MPIE can directly couple a label-free optical sensing technology (next-generation biolayer interferometry, BLI) with MS, resolving the challenge of lack of process monitoring in the conventional affinity capture techniques such as bead-based immunoprecipitation. To implement MPIE, an analyte is first captured on the surface of a microprobe, and subsequently eluted from the microprobe inside an electrospray emitter. The capture process is monitored in real-time via BLI. When electrospray is established from the emitter to a mass spectrometer, the analyte is immediately ionized via electrospray ionization (ESI) for HR-MS analysis. By this means, BLI and HR-MS are directly coupled in the form of MPIE-ESI-MS, which is readily deployed to analyze the Tf glycoforms and elucidate the structures of beta1-Tf and beta2-Tf. The study can pave a way for the development of novel clinical assays for beta2-Tf. The Tf glycoforms in CSF samples, serum samples, and secretion samples from patients suspected of CSF leak were analyzed using MPIE-ESI-MS. The Tf glycoforms separated by gel electrophoresis were also analyzed.
Based on the MPIE-ESI-MS results of serum, CSF, and secretion samples, the structures of beta1-Tf and beta2-Tf were elucidated. As Tf glycoforms, beta1-Tf and beta2-Tf share the amino acid sequence but have varying N-glycans. beta1-Tf, the major serum-type Tf, has two G2S2 N-glycans on Asn413 and Asn611, while beta2-Tf, the major brain-type Tf, has an M5 N-glycan on Asn413 and a G0FB N-glycan on Asn611. The analytical sensitivity of MPIE-ESI-MS for CSF samples was tested to evaluate its potential clinical use, and it was demonstrated that it was able to detect beta2-Tf in the 1:9 pooled CSF : water mixture (10-fold diluted). When testing clinical specimens, the MPIE-ESI-MS method has good performance in testing secretion samples that are not blood-contaminated, especially those with ambiguous agarose gel immunofixation electrophoresis (the conventional method) test results.
Through the elucidation of the structures of beta1-Tf and beta2-Tf, the resolving power of MPIE-ESI-MS was demonstrated.
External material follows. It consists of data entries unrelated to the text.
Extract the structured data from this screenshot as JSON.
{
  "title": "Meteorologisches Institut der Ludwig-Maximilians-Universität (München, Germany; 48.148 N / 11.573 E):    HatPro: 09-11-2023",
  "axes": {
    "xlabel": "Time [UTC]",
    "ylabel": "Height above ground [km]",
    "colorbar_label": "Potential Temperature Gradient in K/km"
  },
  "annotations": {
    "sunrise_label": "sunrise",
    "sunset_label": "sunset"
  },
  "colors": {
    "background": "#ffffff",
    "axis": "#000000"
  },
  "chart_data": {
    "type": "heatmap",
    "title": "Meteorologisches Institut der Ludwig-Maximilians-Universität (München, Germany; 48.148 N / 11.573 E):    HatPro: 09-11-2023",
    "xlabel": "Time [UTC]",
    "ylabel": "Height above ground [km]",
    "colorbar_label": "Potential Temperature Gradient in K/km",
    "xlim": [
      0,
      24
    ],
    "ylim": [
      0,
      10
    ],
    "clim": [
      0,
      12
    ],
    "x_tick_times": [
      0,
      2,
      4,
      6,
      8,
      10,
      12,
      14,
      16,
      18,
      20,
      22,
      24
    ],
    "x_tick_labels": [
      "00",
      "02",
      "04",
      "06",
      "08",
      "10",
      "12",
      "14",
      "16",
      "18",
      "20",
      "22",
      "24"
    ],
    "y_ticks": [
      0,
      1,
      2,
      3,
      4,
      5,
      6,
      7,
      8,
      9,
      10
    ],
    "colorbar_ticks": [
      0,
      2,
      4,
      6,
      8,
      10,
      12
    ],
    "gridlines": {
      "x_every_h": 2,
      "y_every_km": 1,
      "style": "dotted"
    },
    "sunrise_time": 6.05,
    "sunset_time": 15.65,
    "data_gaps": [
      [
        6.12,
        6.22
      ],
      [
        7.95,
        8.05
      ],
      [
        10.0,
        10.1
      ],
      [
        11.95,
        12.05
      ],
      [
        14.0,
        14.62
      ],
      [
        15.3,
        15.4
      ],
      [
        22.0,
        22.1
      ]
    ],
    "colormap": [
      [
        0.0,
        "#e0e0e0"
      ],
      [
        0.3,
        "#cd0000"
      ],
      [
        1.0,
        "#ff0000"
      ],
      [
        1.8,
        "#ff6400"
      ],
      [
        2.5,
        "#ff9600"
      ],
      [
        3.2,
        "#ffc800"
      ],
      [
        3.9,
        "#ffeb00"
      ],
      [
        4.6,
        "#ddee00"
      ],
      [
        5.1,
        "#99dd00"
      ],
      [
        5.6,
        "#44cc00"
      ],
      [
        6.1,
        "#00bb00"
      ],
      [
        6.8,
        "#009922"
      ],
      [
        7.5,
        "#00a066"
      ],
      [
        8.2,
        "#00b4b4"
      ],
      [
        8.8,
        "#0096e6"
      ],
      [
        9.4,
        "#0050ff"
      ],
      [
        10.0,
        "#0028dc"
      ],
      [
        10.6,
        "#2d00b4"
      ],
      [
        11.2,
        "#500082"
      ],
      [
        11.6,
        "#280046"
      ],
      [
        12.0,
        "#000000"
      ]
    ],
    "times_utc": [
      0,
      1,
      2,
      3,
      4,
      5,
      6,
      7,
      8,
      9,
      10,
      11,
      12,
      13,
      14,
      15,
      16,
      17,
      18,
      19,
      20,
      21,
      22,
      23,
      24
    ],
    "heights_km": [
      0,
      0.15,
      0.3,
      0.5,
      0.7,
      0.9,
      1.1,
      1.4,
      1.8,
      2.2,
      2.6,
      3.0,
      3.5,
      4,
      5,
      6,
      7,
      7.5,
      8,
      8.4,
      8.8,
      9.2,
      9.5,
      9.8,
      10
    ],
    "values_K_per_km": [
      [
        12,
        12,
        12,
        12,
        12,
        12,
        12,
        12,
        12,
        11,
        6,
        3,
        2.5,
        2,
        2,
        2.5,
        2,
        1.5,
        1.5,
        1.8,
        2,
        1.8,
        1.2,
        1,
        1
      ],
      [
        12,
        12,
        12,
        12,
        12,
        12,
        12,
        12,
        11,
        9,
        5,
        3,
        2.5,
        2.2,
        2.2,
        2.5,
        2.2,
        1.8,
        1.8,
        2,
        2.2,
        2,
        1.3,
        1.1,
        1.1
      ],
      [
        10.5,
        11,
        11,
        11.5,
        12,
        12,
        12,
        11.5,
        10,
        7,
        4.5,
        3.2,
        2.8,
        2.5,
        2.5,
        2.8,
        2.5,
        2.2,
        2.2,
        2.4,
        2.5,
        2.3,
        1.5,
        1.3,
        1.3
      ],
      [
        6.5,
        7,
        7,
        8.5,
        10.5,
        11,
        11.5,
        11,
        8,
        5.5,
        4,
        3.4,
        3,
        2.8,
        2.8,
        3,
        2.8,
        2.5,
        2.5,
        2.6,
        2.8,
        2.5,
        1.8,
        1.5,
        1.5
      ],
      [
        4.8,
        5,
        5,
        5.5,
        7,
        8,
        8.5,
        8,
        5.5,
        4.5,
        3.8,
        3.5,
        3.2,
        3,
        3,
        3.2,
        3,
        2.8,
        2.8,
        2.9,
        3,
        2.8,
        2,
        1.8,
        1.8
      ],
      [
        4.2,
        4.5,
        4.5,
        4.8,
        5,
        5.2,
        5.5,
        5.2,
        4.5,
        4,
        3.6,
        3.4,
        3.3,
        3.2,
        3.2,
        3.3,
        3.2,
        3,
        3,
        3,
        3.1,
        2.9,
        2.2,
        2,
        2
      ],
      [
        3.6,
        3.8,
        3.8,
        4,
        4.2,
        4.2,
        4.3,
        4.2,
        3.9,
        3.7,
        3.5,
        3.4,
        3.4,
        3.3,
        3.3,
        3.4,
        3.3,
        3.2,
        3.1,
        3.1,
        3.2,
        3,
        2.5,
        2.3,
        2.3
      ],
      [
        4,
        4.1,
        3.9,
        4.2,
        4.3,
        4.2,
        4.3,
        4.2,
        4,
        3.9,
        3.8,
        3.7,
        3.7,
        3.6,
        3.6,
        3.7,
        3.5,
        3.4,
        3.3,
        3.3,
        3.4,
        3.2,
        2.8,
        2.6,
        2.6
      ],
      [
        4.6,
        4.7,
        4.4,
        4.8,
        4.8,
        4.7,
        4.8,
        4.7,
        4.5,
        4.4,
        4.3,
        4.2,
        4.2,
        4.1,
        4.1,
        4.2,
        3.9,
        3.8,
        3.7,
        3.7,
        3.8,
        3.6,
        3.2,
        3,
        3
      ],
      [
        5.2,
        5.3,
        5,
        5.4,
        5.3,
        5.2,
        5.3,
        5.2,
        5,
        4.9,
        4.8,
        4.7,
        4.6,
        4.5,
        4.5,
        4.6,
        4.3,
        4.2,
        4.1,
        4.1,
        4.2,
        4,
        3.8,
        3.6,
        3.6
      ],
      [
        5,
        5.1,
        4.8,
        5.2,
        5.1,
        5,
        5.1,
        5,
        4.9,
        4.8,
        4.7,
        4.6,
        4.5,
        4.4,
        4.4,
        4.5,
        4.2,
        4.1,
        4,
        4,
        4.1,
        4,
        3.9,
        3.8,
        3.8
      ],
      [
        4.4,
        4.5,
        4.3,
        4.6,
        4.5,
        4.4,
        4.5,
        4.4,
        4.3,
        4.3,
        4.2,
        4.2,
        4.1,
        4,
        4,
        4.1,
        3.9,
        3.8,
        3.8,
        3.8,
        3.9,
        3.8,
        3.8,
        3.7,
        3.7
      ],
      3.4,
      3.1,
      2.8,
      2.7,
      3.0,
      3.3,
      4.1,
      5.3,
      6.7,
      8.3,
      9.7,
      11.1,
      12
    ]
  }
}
Besides basic research, MPIE-ESI-MS can potentially be used in clinical laboratory testing. Moreover, with the known N-glycan structures in beta1-Tf and beta2-Tf, other types of new assays can be designed to detect beta2-Tf in the future. The MPIE-ESI-HR-MS method demonstrated exceedingly good sensitivity to successfully connect a label-free technology and MS, and it has substantial value for biomedical research and clinical diagnostics.